Paso frente al cuarto de Carlos. Le recuerdo que limpie el asesinato que dejó en la cocina. Me responde el silencio. Le doy de comer a las perras y les cargo agua fresca.
Voy al baño, Carlos no secó el piso luego de bañarse y ahora lo debo hacer yo, si pretendo darme una ducha. La cocina también sigue igual, pero no tengo tiempo de quejarme, debo estar en una reunión a las tres. Me coloco una camisa, debajo un jean y hasta perfume, quizás eso me ponga de mejor humor.

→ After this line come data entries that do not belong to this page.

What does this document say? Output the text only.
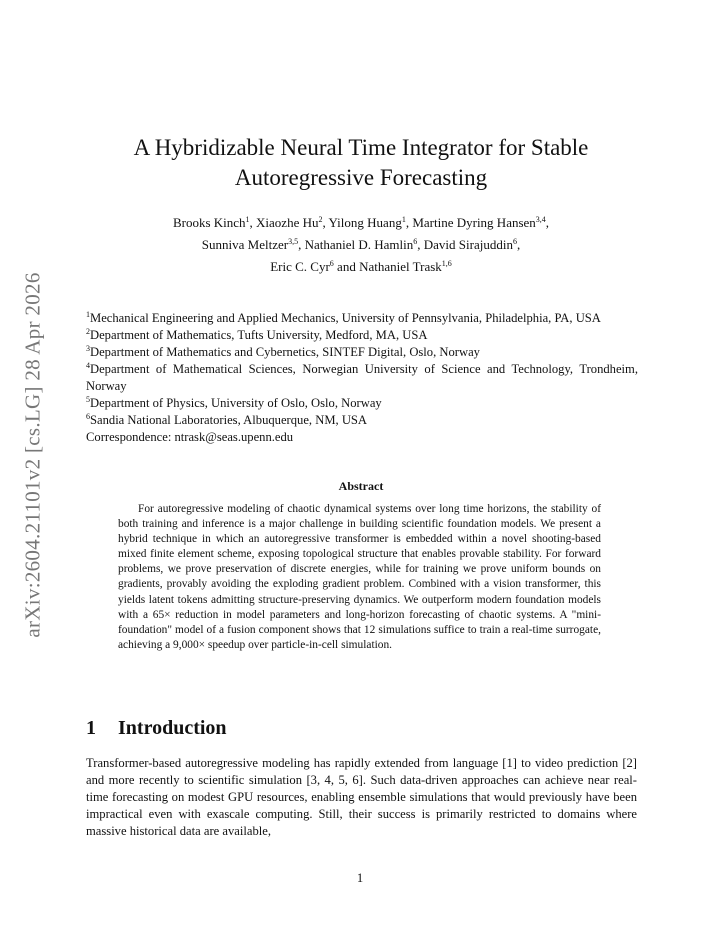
arXiv:2604.21101v2 [cs.LG] 28 Apr 2026
A Hybridizable Neural Time Integrator for Stable
Autoregressive Forecasting
Brooks Kinch$^1$, Xiaozhe Hu$^2$, Yilong Huang$^1$, Martine Dyring Hansen$^{3,4}$,
Sunniva Meltzer$^{3,5}$, Nathaniel D. Hamlin$^6$, David Sirajuddin$^6$,
Eric C. Cyr$^6$ and Nathaniel Trask$^{1,6}$
$^1$Mechanical Engineering and Applied Mechanics, University of Pennsylvania, Philadelphia, PA, USA
$^2$Department of Mathematics, Tufts University, Medford, MA, USA
$^3$Department of Mathematics and Cybernetics, SINTEF Digital, Oslo, Norway
$^4$Department of Mathematical Sciences, Norwegian University of Science and Technology, Trondheim, Norway
$^5$Department of Physics, University of Oslo, Oslo, Norway
$^6$Sandia National Laboratories, Albuquerque, NM, USA
Correspondence: ntrask@seas.upenn.edu
Abstract

For autoregressive modeling of chaotic dynamical systems over long time horizons, the stability of both training and inference is a major challenge in building scientific foundation models. We present a hybrid technique in which an autoregressive transformer is embedded within a novel shooting-based mixed finite element scheme, exposing topological structure that enables provable stability. For forward problems, we prove preservation of discrete energies, while for training we prove uniform bounds on gradients, provably avoiding the exploding gradient problem. Combined with a vision transformer, this yields latent tokens admitting structure-preserving dynamics. We outperform modern foundation models with a 65× reduction in model parameters and long-horizon forecasting of chaotic systems. A "mini-foundation" model of a fusion component shows that 12 simulations suffice to train a real-time surrogate, achieving a 9,000× speedup over particle-in-cell simulation.

1 Introduction

Transformer-based autoregressive modeling has rapidly extended from language [1] to video prediction [2] and more recently to scientific simulation [3, 4, 5, 6]. Such data-driven approaches can achieve near real-time forecasting on modest GPU resources, enabling ensemble simulations that would previously have been impractical even with exascale computing. Still, their success is primarily restricted to domains where massive historical data are available,

1
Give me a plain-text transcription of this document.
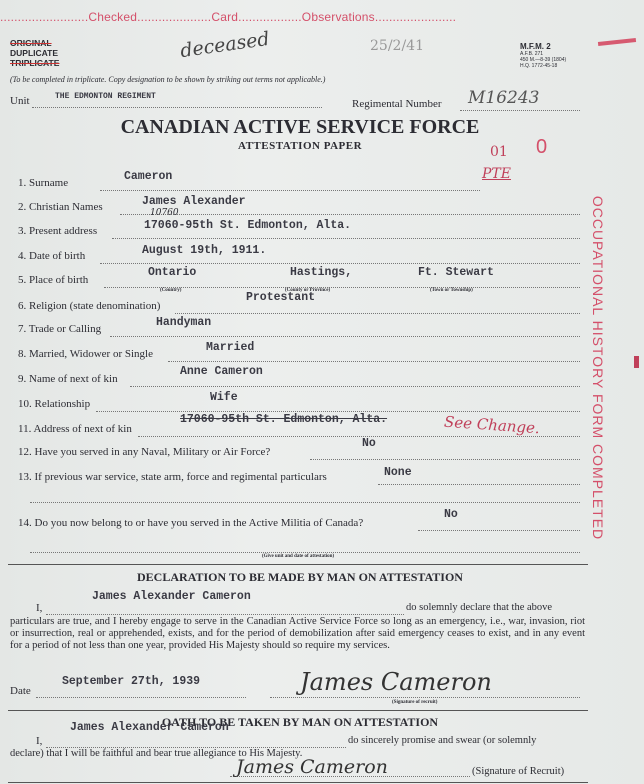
.........................Checked.....................Card..................Observations.......................
ORIGINAL
DUPLICATE
TRIPLICATE
deceased	25/2/41	M.F.M. 2
A.F.B. 271
450 M.—8-39 (1804)
H.Q. 1772-45-18
(To be completed in triplicate. Copy designation to be shown by striking out terms not applicable.)
Unit	THE EDMONTON REGIMENT
Regimental Number M16243
CANADIAN ACTIVE SERVICE FORCE
ATTESTATION PAPER	01
PTE
0
1. Surname	Cameron
2. Christian Names	James Alexander
3. Present address
10760
17060-95th St. Edmonton, Alta.
4. Date of birth	August 19th, 1911.
5. Place of birth
Ontario	Hastings,	Ft. Stewart
(Country)	(County or Province)	(Town or Township)
6. Religion (state denomination)
Protestant
7. Trade or Calling	Handyman
8. Married, Widower or Single	Married
9. Name of next of kin
Anne Cameron
10. Relationship	Wife
11. Address of next of kin
17060-95th St. Edmonton, Alta.	See Change.
12. Have you served in any Naval, Military or Air Force?
No
13. If previous war service, state arm, force and regimental particulars	None
14. Do you now belong to or have you served in the Active Militia of Canada?
No
(Give unit and date of attestation)
DECLARATION TO BE MADE BY MAN ON ATTESTATION
I,
James Alexander Cameron
do solemnly declare that the above
particulars are true, and I hereby engage to serve in the Canadian Active Service Force so long as an emergency, i.e., war, invasion, riot or insurrection, real or apprehended, exists, and for the period of demobilization after said emergency ceases to exist, and in any event for a period of not less than one year, provided His Majesty should so require my services.
Date
September 27th, 1939	James Cameron
(Signature of recruit)
OATH TO BE TAKEN BY MAN ON ATTESTATION
I,
James Alexander Cameron
do sincerely promise and swear (or solemnly
declare) that I will be faithful and bear true allegiance to His Majesty.
James Cameron	(Signature of Recruit)
OCCUPATIONAL HISTORY FORM COMPLETED
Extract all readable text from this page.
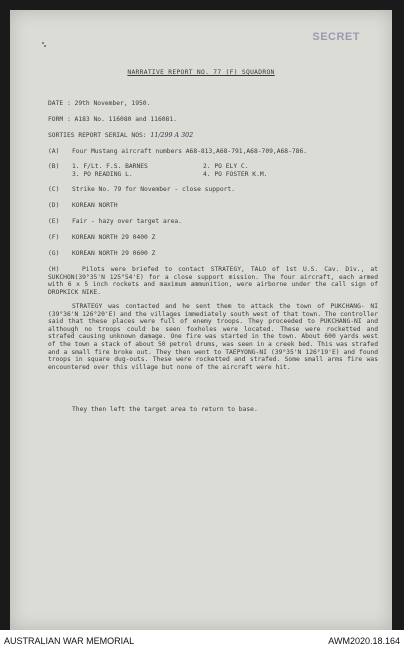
SECRET
NARRATIVE REPORT NO. 77 (F) SQUADRON
DATE : 29th November, 1950.
FORM : A183 No. 116080 and 116081.
SORTIES REPORT SERIAL NOS: 11/299 A 302
(A) Four Mustang aircraft numbers A68-813,A68-791,A68-709,A68-786.
(B) 1. F/Lt. F.S. BARNES	2. PO ELY C.
3. PO READING L.	4. PO FOSTER K.M.
(C) Strike No. 79 for November - close support.
(D) KOREAN NORTH
(E) Fair - hazy over target area.
(F) KOREAN NORTH 29 0400 Z
(G) KOREAN NORTH 29 0600 Z
(H)	Pilots were briefed to contact STRATEGY, TALO of 1st U.S. Cav. Div., at SUKCHON(39°35'N 125°54'E) for a close support mission. The four aircraft, each armed with 6 x 5 inch rockets and maximum ammunition, were airborne under the call sign of DROPKICK NIKE.
STRATEGY was contacted and he sent them to attack the town of PUKCHANG- NI (39°36'N 126°20'E) and the villages immediately south west of that town. The controller said that these places were full of enemy troops. They proceeded to PUKCHANG-NI and although no troops could be seen foxholes were located. These were rocketted and strafed causing unknown damage. One fire was started in the town. About 600 yards west of the town a stack of about 50 petrol drums, was seen in a creek bed. This was strafed and a small fire broke out. They then went to TAEPYONG-NI (39°35'N 126°19'E) and found troops in square dug-outs. These were rocketted and strafed. Some small arms fire was encountered over this village but none of the aircraft were hit.
They then left the target area to return to base.
AUSTRALIAN WAR MEMORIAL	AWM2020.18.164
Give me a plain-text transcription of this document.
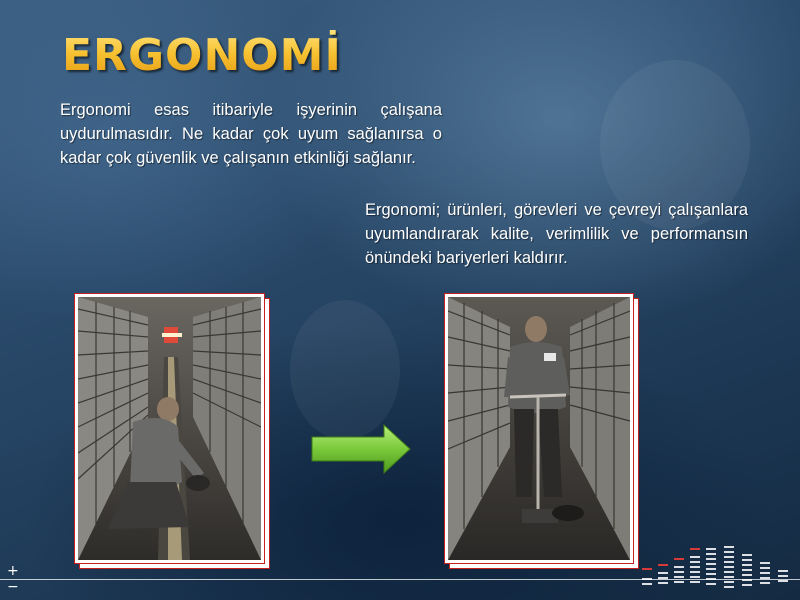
ERGONOMİ

Ergonomi esas itibariyle işyerinin çalışana uydurulmasıdır. Ne kadar çok uyum sağlanırsa o kadar çok güvenlik ve çalışanın etkinliği sağlanır.

Ergonomi; ürünleri, görevleri ve çevreyi çalışanlara uyumlandırarak kalite, verimlilik ve performansın önündeki bariyerleri kaldırır.

+
−
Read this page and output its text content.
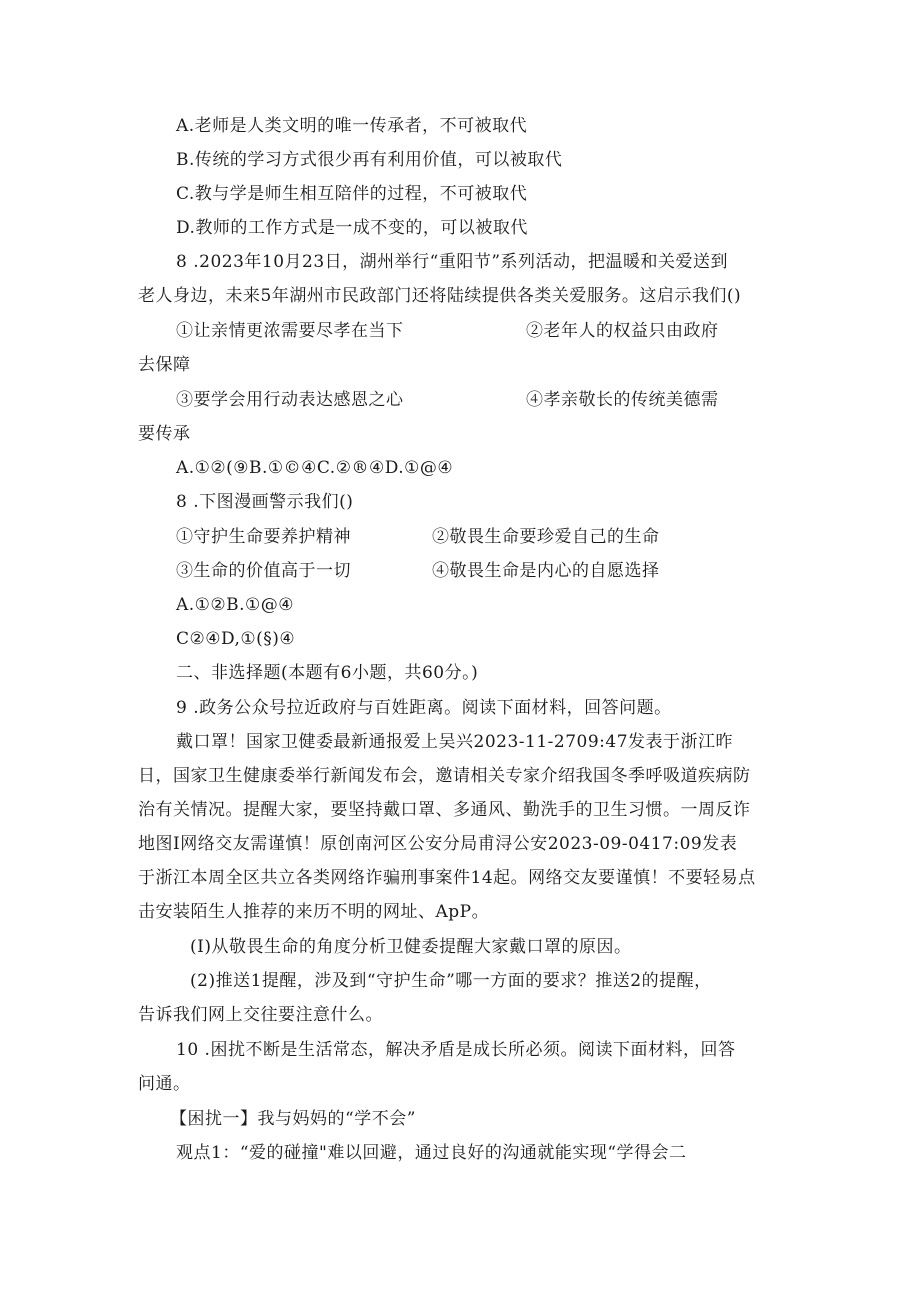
A.老师是人类文明的唯一传承者，不可被取代
B.传统的学习方式很少再有利用价值，可以被取代
C.教与学是师生相互陪伴的过程，不可被取代
D.教师的工作方式是一成不变的，可以被取代
8 .2023年10月23日，湖州举行“重阳节”系列活动，把温暖和关爱送到
老人身边，未来5年湖州市民政部门还将陆续提供各类关爱服务。这启示我们()
①让亲情更浓需要尽孝在当下	②老年人的权益只由政府
去保障
③要学会用行动表达感恩之心	④孝亲敬长的传统美德需
要传承
A.①②(⑨B.①©④C.②®④D.①@④
8 .下图漫画警示我们()
①守护生命要养护精神	②敬畏生命要珍爱自己的生命
③生命的价值高于一切	④敬畏生命是内心的自愿选择
A.①②B.①@④
C②④D,①(§)④
二、非选择题(本题有6小题，共60分。)
9 .政务公众号拉近政府与百姓距离。阅读下面材料，回答问题。
戴口罩！国家卫健委最新通报爱上吴兴2023-11-2709:47发表于浙江昨
日，国家卫生健康委举行新闻发布会，邀请相关专家介绍我国冬季呼吸道疾病防
治有关情况。提醒大家，要坚持戴口罩、多通风、勤洗手的卫生习惯。一周反诈
地图I网络交友需谨慎！原创南河区公安分局甫浔公安2023-09-0417:09发表
于浙江本周全区共立各类网络诈骗刑事案件14起。网络交友要谨慎！不要轻易点
击安装陌生人推荐的来历不明的网址、ApP。
(I)从敬畏生命的角度分析卫健委提醒大家戴口罩的原因。
(2)推送1提醒，涉及到“守护生命”哪一方面的要求？推送2的提醒，
告诉我们网上交往要注意什么。
10 .困扰不断是生活常态，解决矛盾是成长所必须。阅读下面材料，回答
问通。
【困扰一】我与妈妈的“学不会”
观点1：“爱的碰撞"难以回避，通过良好的沟通就能实现“学得会二
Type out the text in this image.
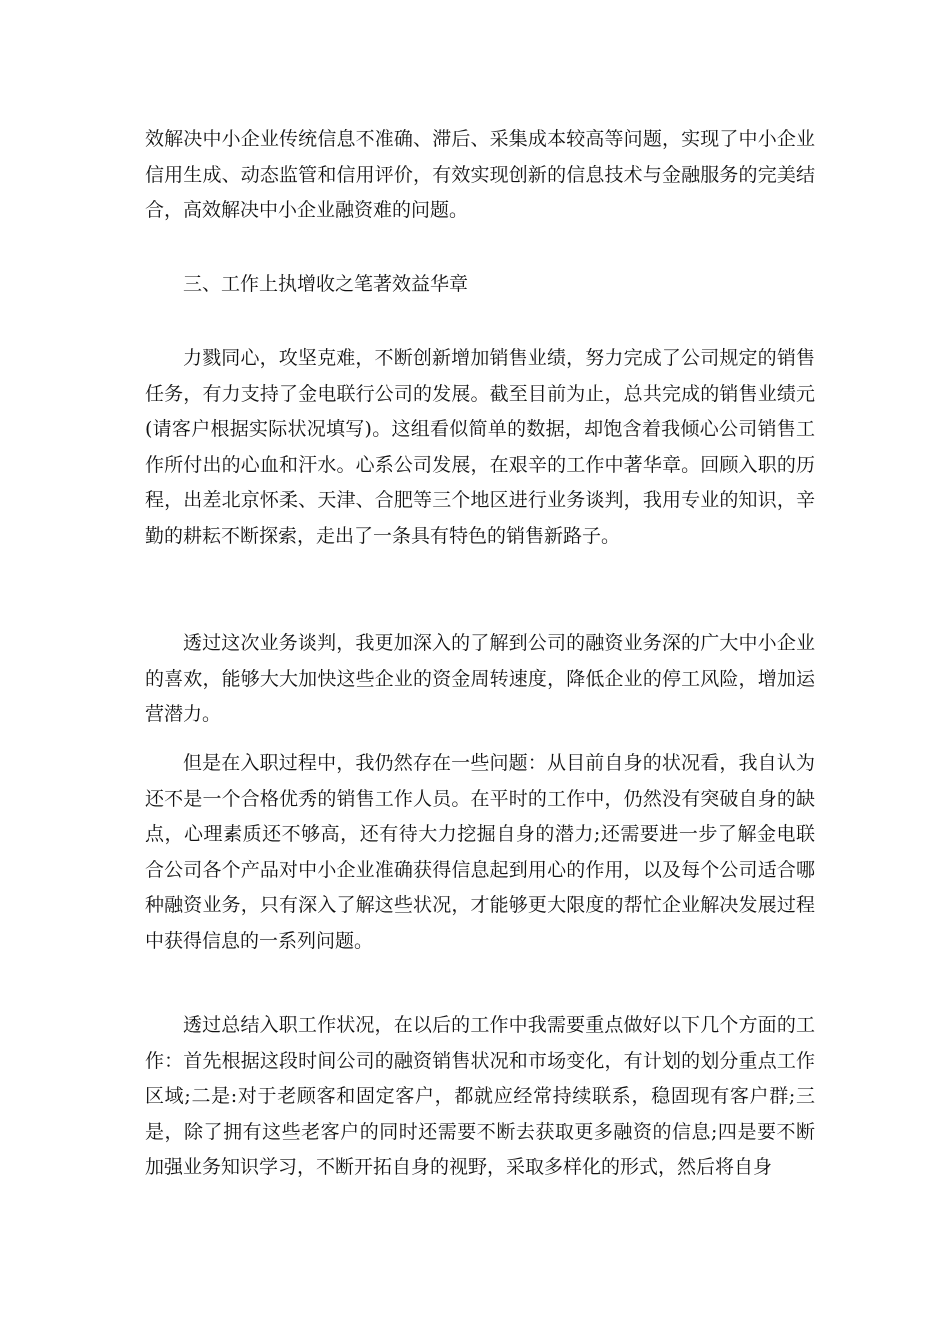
效解决中小企业传统信息不准确、滞后、采集成本较高等问题，实现了中小企业信用生成、动态监管和信用评价，有效实现创新的信息技术与金融服务的完美结合，高效解决中小企业融资难的问题。

三、工作上执增收之笔著效益华章

力戮同心，攻坚克难，不断创新增加销售业绩，努力完成了公司规定的销售任务，有力支持了金电联行公司的发展。截至目前为止，总共完成的销售业绩元(请客户根据实际状况填写)。这组看似简单的数据，却饱含着我倾心公司销售工作所付出的心血和汗水。心系公司发展，在艰辛的工作中著华章。回顾入职的历程，出差北京怀柔、天津、合肥等三个地区进行业务谈判，我用专业的知识，辛勤的耕耘不断探索，走出了一条具有特色的销售新路子。

透过这次业务谈判，我更加深入的了解到公司的融资业务深的广大中小企业的喜欢，能够大大加快这些企业的资金周转速度，降低企业的停工风险，增加运营潜力。

但是在入职过程中，我仍然存在一些问题：从目前自身的状况看，我自认为还不是一个合格优秀的销售工作人员。在平时的工作中，仍然没有突破自身的缺点，心理素质还不够高，还有待大力挖掘自身的潜力;还需要进一步了解金电联合公司各个产品对中小企业准确获得信息起到用心的作用，以及每个公司适合哪种融资业务，只有深入了解这些状况，才能够更大限度的帮忙企业解决发展过程中获得信息的一系列问题。

透过总结入职工作状况，在以后的工作中我需要重点做好以下几个方面的工作：首先根据这段时间公司的融资销售状况和市场变化，有计划的划分重点工作区域;二是:对于老顾客和固定客户，都就应经常持续联系，稳固现有客户群;三是，除了拥有这些老客户的同时还需要不断去获取更多融资的信息;四是要不断加强业务知识学习，不断开拓自身的视野，采取多样化的形式，然后将自身
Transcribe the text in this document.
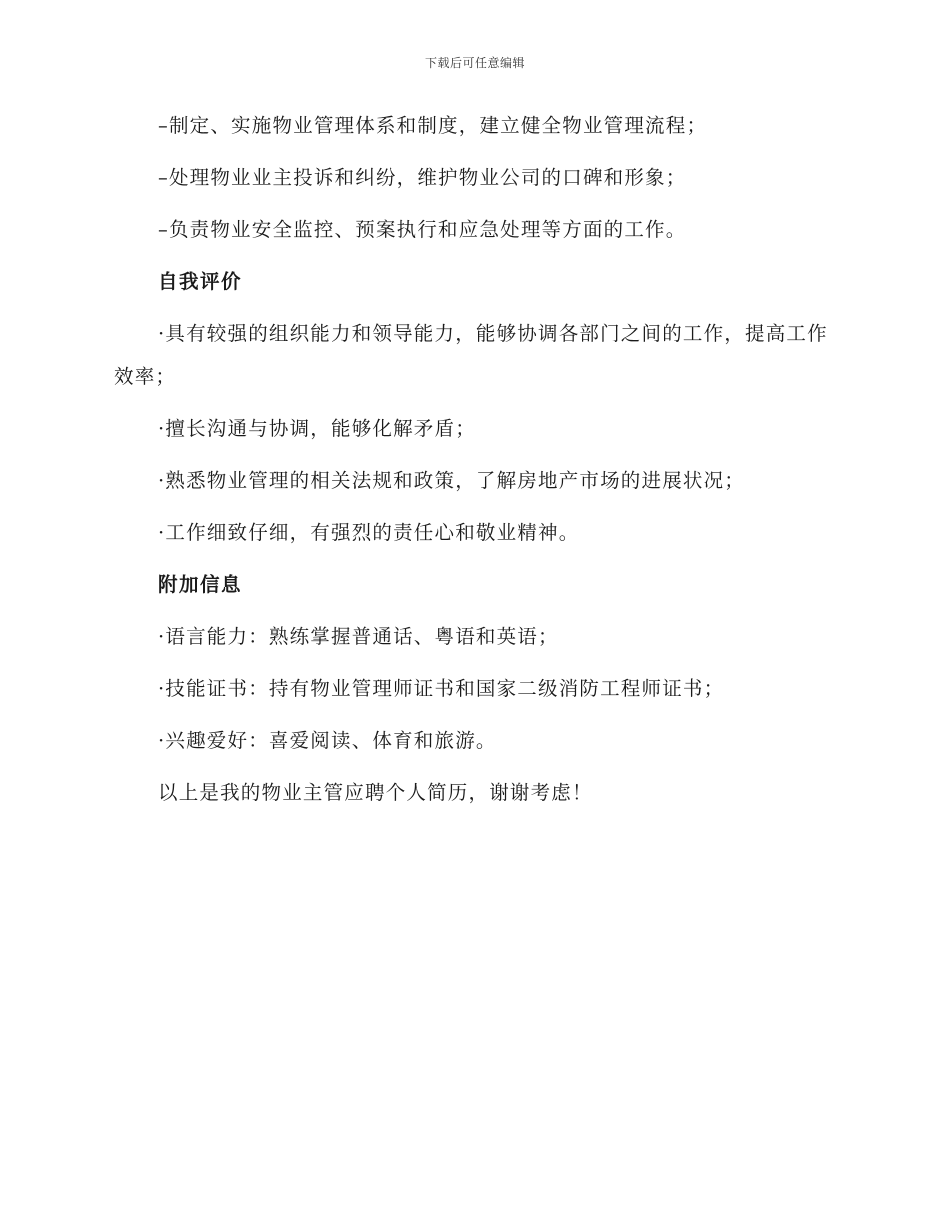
下载后可任意编辑

–制定、实施物业管理体系和制度，建立健全物业管理流程；

–处理物业业主投诉和纠纷，维护物业公司的口碑和形象；

–负责物业安全监控、预案执行和应急处理等方面的工作。

自我评价

·具有较强的组织能力和领导能力，能够协调各部门之间的工作，提高工作效率；

·擅长沟通与协调，能够化解矛盾；

·熟悉物业管理的相关法规和政策，了解房地产市场的进展状况；

·工作细致仔细，有强烈的责任心和敬业精神。

附加信息

·语言能力：熟练掌握普通话、粤语和英语；

·技能证书：持有物业管理师证书和国家二级消防工程师证书；

·兴趣爱好：喜爱阅读、体育和旅游。

以上是我的物业主管应聘个人简历，谢谢考虑！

Me saluda mi jefe, los otros programadores y la analista. Carlos golpea la puerta de mi cuarto. No le hago caso. ¿No se da cuenta de que estoy trabajando?
—“Sole, papá quiere que le enseñes cómo comprar de Internet”.
—“Disculpen un momento, ya regreso… Ahora estoy en una videollamada, Carlos. ¿No ves, pio? Enseñale vos”.
—“Pero vos sos la experta. No es astrofísica tampoco, Carlos. Seguro hiciste alguna vez un pedido de Amazon. No puedo hablar ahora”.
Regreso y me disculpo con mis colaboradores. La analista se ríe, me consuela diciendo que su hijo la molesta todo el tiempo ahora que no lo puede dejar en la guardería. Tal parece que todas las empresas —al mismo tiempo— quieren entrar al mundo de las compras online. Pero ya es tarde para eso, de hecho, también es tarde para estos encargos, no voy a terminarlos para las seis de la tarde. Mi jefe se enoja, los otros programadores también protestan conmigo y la llamada se termina así.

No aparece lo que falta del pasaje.